En 1938 se inauguró el Hospital Obrero, un sueño del Dr. Graña hecho realidad y se convierte en el primer jefe de su departamento de cirugía, a más no podía aspirar, el maestro seguía siendo el amigo personal e incondicional del dictador Leguía, lo fue hasta el final de su vida.
El Dr. Graña personalidad admirada y admirable concretó antes de fallecer, asistir a la inauguración del Hospital del Empleado en 1958.
Rosa "Mocha" Graña Garland, una de sus hijas, se convirtió en una figuras míticas de Lima, en la moda, en la alta costura, en el arte, en el teatro, en la música, cantaba y bailaba, una mujer puro corazón y simpatiquísima como nadie, cuando se molestaba era insoportable, fue amiga de mi abuela Rosita, pero la traté con cercanía porque hizo el vestuario de dos puestas en escena en las que participó Dalma y de Jesus Christ Superstar, que se realizó en El Olivar de San isidro, en el que Dalma fue asistente de vestuario y nos hicimos amigos de la famosa Mocha Graña, ella era amiguera por excelencia.
Francisco Graña Garland, uno de los hijos del Dr. Graña, señalado como un hombre brillante como su padre, fue presidente del directorio del Laboratorio Sanitas, fue asesinado a los 44 años de edad en 1947, saliendo de su empresa, crimen atribuido a militantes apristas, porque era director del diario La Prensa que tenía una línea de oposición a la Ley de Imprenta propugnada por el Apra en el Parlamento.
Alejandro Graña Garland, uno de los hijos del Dr. Graña fundó la constructora Graña y Montero y la desarrolló hasta convertirla en la más importante del país.
El Dr. Francisco Graña Reyes fue hijo del agricultor español Waldo Graña y de Andrea Reyes Lagarcha, hija única y heredera de la fortuna del prócer de la Independencia y presidente del Senado, Andrés Reyes Buitrón y de Antonia Lagarcha Rios.

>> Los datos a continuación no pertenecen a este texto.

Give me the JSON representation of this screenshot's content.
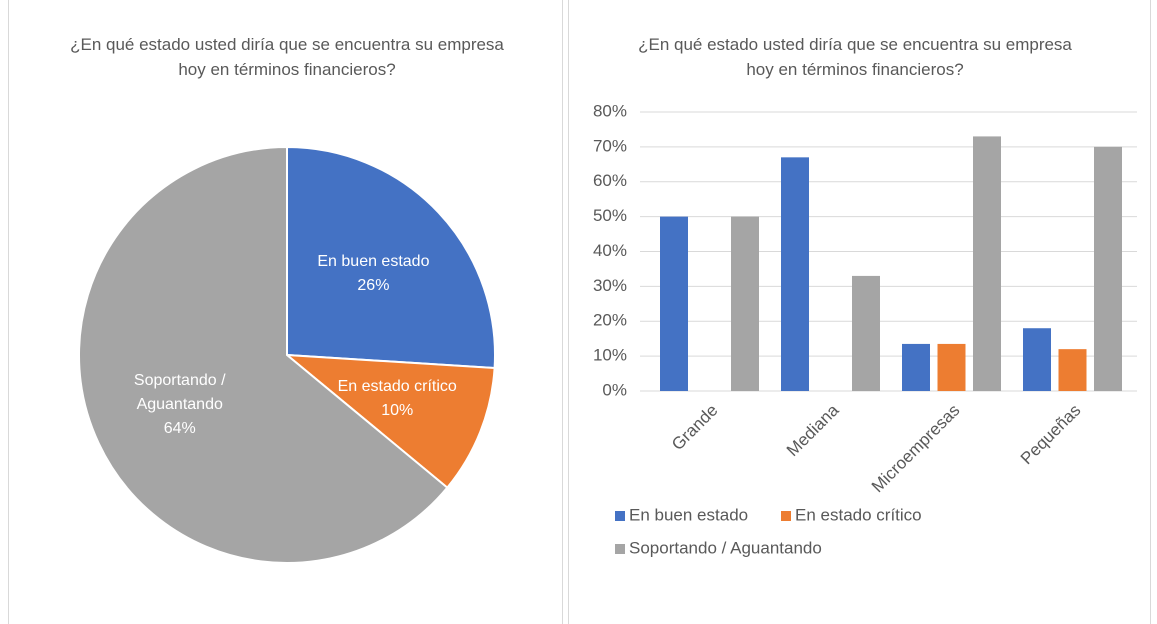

El Dr. Francisco Graña Reyes fue médico de la Clínica Maison de Santé en la que se quedó después de concluir su externado, era usual en los discípulos del Dr. Ricardo L. Flórez, pero también lo fue del eminente médico moqueguano, Francisco Almenara Butlers, famoso cirujano de la Maison de Santé, quien fundó la cátedra de Pediatría en la Facultad de Medicina y ministro de Piérola.
La revista Mundial en su Nº61 del 24 de junio de 1921, en las vísperas del Centenario de la Independencia, publicó: En la Maison de Santé.... La niñita Julia Violeta Yáñez que apenas cuenta con cinco meses de vida fue llevada allí en condiciones de extrema gravedad. Su médico el doctor Carbajal había diagnosticado una obstrucción intestinal.... se procedió a la operación. Dormida la niña con éter se practicó una laparotomía, es decir la abertura completa del vientre, y se halló una inavaginación del intestino, de más de 20 centímetros de extensión. Reparadas esas graves lesiones y cerrado el vientre rápidamente, la niña fue enviada a su lecho... Hoy después de siete días, se encuentra en convalecencia, fuera de peligro.... Este prodigio científico fue practicado por el profesor de cirgujía de niños, doctor Francisco Graña, acompañado de los doctores (Guillermo) Morrison y (Justo) Caballero.
El Dr. Francisco Graña Reyes enorme personalidad de su tiempo, admirado y admirable.
En la foto de la izquierda, el Dr. Francisco Graña de joven, y la foto de la derecha el Dr. Francisco Graña está sentado con su hermano Alejandro, rodeados de sus hijos varones.

Sentados el Dr. Francisco Graña Reyes con su hermano Alejandro.